The fact that you can receive paintings that are almost 400 years old and interrogate the physical evidence and reconstruct things is exciting and fascinating.

PT- What are some other examples of your work?

ERDMANN- I trained a neural network to take images of old paper that has writing on both sides and show what the paper would look like with no ink. That’s useful if you want to read the watermark so you can know where and when the paper was made.

Another of my projects uses joint language and image models to make a neural network search engine for cultural heritage images. I’ve assembled a database of 2.3 million images from the open image collections of lots of museums. I can search, for example, for ‘a woman wearing a blue dress and holding a musical instrument’ or ‘a woman caring for her child.’ Without any metadata associated with the images, the neural network knows how to read the art. It flies through woodcuts, Rembrandt drawings, paintings, and so on.

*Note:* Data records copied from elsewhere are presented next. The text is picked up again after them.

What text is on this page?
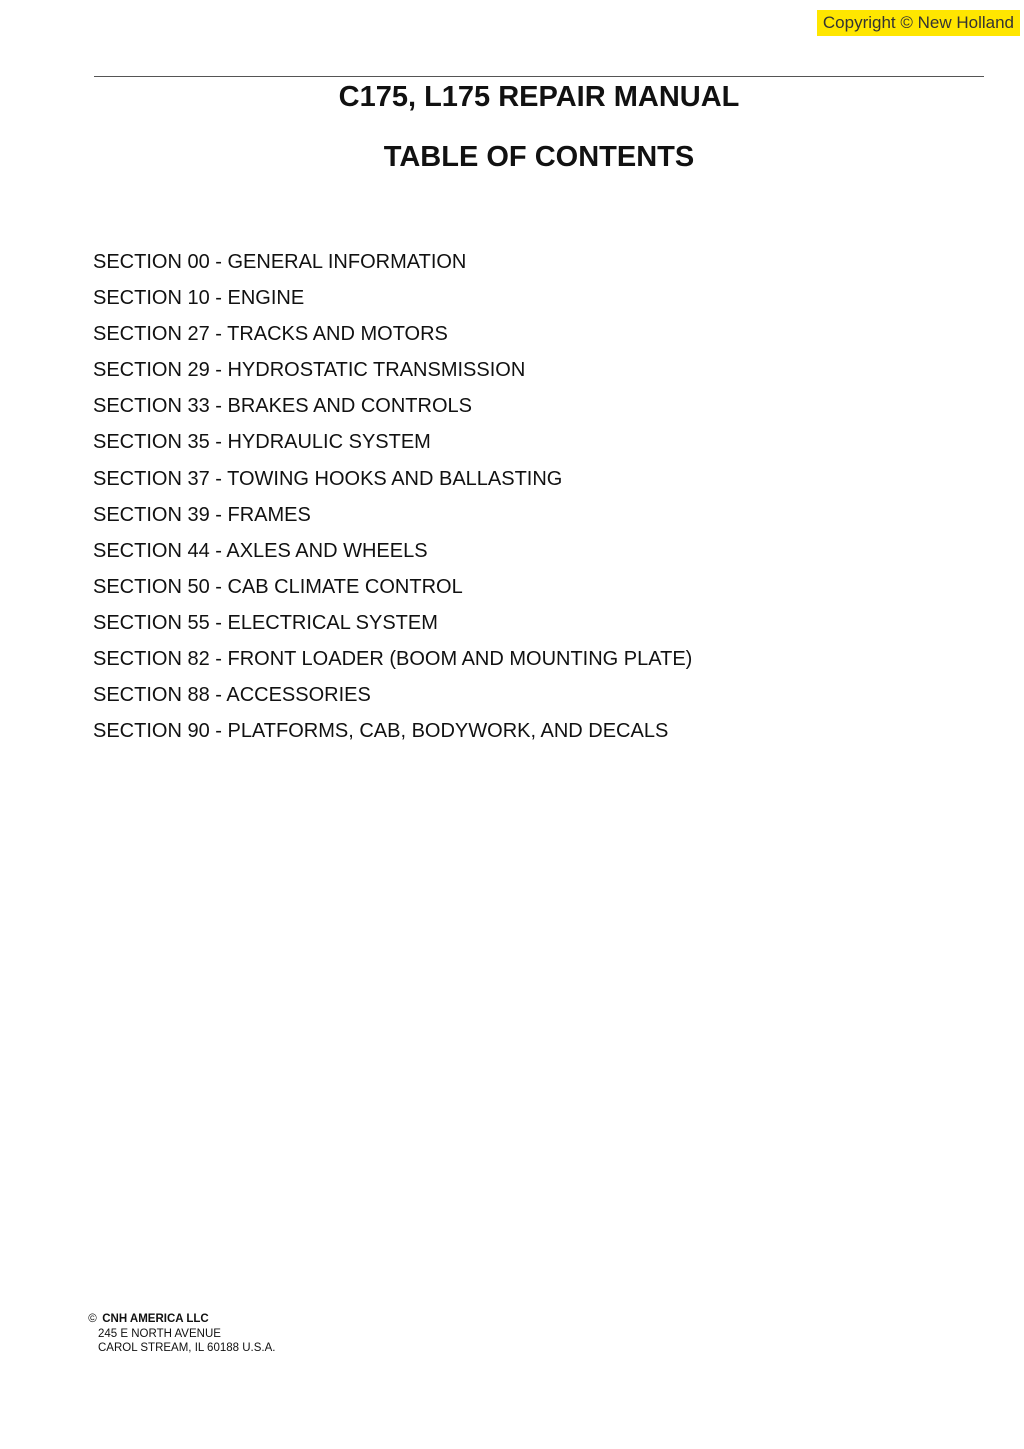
Copyright © New Holland
C175, L175 REPAIR MANUAL
TABLE OF CONTENTS
SECTION 00 - GENERAL INFORMATION
SECTION 10 - ENGINE
SECTION 27 - TRACKS AND MOTORS
SECTION 29 - HYDROSTATIC TRANSMISSION
SECTION 33 - BRAKES AND CONTROLS
SECTION 35 - HYDRAULIC SYSTEM
SECTION 37 - TOWING HOOKS AND BALLASTING
SECTION 39 - FRAMES
SECTION 44 - AXLES AND WHEELS
SECTION 50 - CAB CLIMATE CONTROL
SECTION 55 - ELECTRICAL SYSTEM
SECTION 82 - FRONT LOADER (BOOM AND MOUNTING PLATE)
SECTION 88 - ACCESSORIES
SECTION 90 - PLATFORMS, CAB, BODYWORK, AND DECALS
© CNH AMERICA LLC
245 E NORTH AVENUE
CAROL STREAM, IL 60188 U.S.A.
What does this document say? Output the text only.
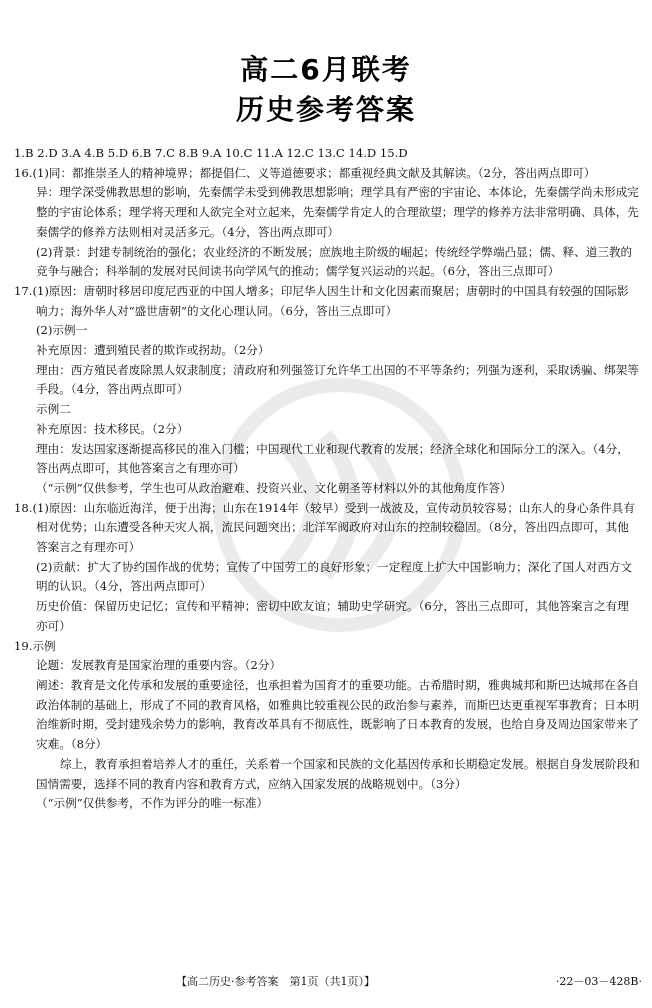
高二6月联考
历史参考答案

1.B 2.D 3.A 4.B 5.D 6.B 7.C 8.B 9.A 10.C 11.A 12.C 13.C 14.D 15.D

16.(1)同：都推崇圣人的精神境界；都提倡仁、义等道德要求；都重视经典文献及其解读。（2分，答出两点即可）

异：理学深受佛教思想的影响，先秦儒学未受到佛教思想影响；理学具有严密的宇宙论、本体论，先秦儒学尚未形成完整的宇宙论体系；理学将天理和人欲完全对立起来，先秦儒学肯定人的合理欲望；理学的修养方法非常明确、具体，先秦儒学的修养方法则相对灵活多元。（4分，答出两点即可）

(2)背景：封建专制统治的强化；农业经济的不断发展；庶族地主阶级的崛起；传统经学弊端凸显；儒、释、道三教的竞争与融合；科举制的发展对民间读书向学风气的推动；儒学复兴运动的兴起。（6分，答出三点即可）

17.(1)原因：唐朝时移居印度尼西亚的中国人增多；印尼华人因生计和文化因素而聚居；唐朝时的中国具有较强的国际影响力；海外华人对“盛世唐朝”的文化心理认同。（6分，答出三点即可）

(2)示例一

补充原因：遭到殖民者的欺诈或拐劫。（2分）

理由：西方殖民者废除黑人奴隶制度；清政府和列强签订允许华工出国的不平等条约；列强为逐利，采取诱骗、绑架等手段。（4分，答出两点即可）

示例二

补充原因：技术移民。（2分）

理由：发达国家逐渐提高移民的准入门槛；中国现代工业和现代教育的发展；经济全球化和国际分工的深入。（4分，答出两点即可，其他答案言之有理亦可）

（“示例”仅供参考，学生也可从政治避难、投资兴业、文化朝圣等材料以外的其他角度作答）

18.(1)原因：山东临近海洋，便于出海；山东在1914年（较早）受到一战波及，宣传动员较容易；山东人的身心条件具有相对优势；山东遭受各种天灾人祸，流民问题突出；北洋军阀政府对山东的控制较稳固。（8分，答出四点即可，其他答案言之有理亦可）

(2)贡献：扩大了协约国作战的优势；宣传了中国劳工的良好形象；一定程度上扩大中国影响力；深化了国人对西方文明的认识。（4分，答出两点即可）

历史价值：保留历史记忆；宣传和平精神；密切中欧友谊；辅助史学研究。（6分，答出三点即可，其他答案言之有理亦可）

19.示例

论题：发展教育是国家治理的重要内容。（2分）

阐述：教育是文化传承和发展的重要途径，也承担着为国育才的重要功能。古希腊时期，雅典城邦和斯巴达城邦在各自政治体制的基础上，形成了不同的教育风格，如雅典比较重视公民的政治参与素养，而斯巴达更重视军事教育；日本明治维新时期，受封建残余势力的影响，教育改革具有不彻底性，既影响了日本教育的发展，也给自身及周边国家带来了灾难。（8分）

综上，教育承担着培养人才的重任，关系着一个国家和民族的文化基因传承和长期稳定发展。根据自身发展阶段和国情需要，选择不同的教育内容和教育方式，应纳入国家发展的战略规划中。（3分）

（“示例”仅供参考，不作为评分的唯一标准）

【高二历史·参考答案　第1页（共1页）】	·22－03－428B·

PT- You were recently asked to work on Anne Frank’s diaries. Can you tell us about the project?

ERDMANN- Yes, that was a huge honor. Every 10 years, the Anne Frank House does conservation documentation of the diaries. One thing I was asked to do was to collect extremely high resolution photographs of the areas where she added holiday stickers to the pages. Some cracks are present, and the 3-micron-resolution photos are intended to monitor growth in the cracks. That’s on the conservation side.

There are also questions posed by scholars about the diaries. For example, there are pages that were redacted by Anne Frank’s father by crossing things out and taping over them with brown packaging tape. The hope is that with transmitted light photography and neural network calculations, we will be able to pull out the text. A colleague has used hyperspectral imaging to separate inks when something has been scribbled over. The method has an exquisite ability to separate tiny differences in reflectivity; maybe it could be used to check for and decipher writing on the backs of photos in the diaries.

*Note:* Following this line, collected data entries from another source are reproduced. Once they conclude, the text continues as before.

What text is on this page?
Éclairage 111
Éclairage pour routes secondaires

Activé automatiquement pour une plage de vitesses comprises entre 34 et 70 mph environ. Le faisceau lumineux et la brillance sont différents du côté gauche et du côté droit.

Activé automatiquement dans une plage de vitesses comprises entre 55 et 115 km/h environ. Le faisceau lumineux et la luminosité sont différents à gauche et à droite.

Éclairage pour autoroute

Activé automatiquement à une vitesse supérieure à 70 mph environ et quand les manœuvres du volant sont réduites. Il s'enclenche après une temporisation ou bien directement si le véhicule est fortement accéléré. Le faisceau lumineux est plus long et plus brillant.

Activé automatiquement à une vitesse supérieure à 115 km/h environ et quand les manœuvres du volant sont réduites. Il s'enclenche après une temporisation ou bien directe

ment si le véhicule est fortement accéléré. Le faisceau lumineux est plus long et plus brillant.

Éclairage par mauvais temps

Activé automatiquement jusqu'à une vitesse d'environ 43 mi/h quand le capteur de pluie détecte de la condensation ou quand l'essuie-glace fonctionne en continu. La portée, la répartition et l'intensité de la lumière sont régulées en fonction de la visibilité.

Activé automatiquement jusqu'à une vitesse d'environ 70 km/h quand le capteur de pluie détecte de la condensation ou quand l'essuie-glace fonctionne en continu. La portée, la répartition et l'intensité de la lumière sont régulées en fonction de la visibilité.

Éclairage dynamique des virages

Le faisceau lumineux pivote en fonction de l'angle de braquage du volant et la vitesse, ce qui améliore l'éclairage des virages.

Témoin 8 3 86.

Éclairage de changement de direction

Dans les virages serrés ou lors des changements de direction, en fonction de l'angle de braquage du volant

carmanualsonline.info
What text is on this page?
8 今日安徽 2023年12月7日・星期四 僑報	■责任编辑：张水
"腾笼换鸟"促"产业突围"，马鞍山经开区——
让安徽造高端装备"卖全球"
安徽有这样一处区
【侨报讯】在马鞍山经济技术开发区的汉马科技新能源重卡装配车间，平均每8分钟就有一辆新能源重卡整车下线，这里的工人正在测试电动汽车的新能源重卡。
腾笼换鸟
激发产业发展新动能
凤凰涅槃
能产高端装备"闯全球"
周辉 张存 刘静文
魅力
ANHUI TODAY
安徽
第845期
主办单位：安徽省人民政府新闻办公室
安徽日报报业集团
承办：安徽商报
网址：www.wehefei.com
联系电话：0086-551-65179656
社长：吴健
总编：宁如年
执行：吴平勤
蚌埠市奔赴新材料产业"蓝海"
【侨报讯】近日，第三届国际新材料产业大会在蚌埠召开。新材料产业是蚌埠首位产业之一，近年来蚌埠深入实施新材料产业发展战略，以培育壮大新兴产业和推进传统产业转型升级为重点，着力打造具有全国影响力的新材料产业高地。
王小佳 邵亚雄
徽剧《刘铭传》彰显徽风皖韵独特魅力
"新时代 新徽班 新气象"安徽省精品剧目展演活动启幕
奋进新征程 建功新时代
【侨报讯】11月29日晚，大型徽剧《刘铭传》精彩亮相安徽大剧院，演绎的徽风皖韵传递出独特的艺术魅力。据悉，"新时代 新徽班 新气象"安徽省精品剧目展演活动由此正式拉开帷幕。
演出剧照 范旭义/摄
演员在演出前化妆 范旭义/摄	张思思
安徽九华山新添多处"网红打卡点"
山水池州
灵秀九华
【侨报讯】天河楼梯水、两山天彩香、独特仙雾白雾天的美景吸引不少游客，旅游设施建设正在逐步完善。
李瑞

PT- What are the ethics of exposing things that were redacted or hidden?

ERDMANN- I’ve been asked the same question about looking at what is behind paintings. If Anne Frank’s father redacted things to hide something embarrassing about her, it would have a different feeling than if he was altering the historical record to avoid offending certain people or to make himself look better. But we don’t know. Anne Frank’s diaries are a world heritage–scale historical document. I find knowing to be better than not knowing.

PT- Do others use the tools you have developed?

ERDMANN- People in the medical, aerospace, and forensics fields are interested. At the moment, I help people prepare their images for use with the curtain viewer. But my long-term vision is to make it into an open-source stack that anyone can use.

PT- Anything else you’d like to add?

ERDMANN- There is no shortage of deeply challenging and intellectually fascinating problems wherever you go. That’s been a prejudice- When people hear that I work in a museum, they sometimes think I don’t do real science. But if you want low-hanging fruit, plant new trees. That is what is happening here. I am a materials-science, artificial-intelligence-imaging nerd in a museum, and that means that there are interesting projects everywhere. I think I have 43 different ongoing projects at the museum right now.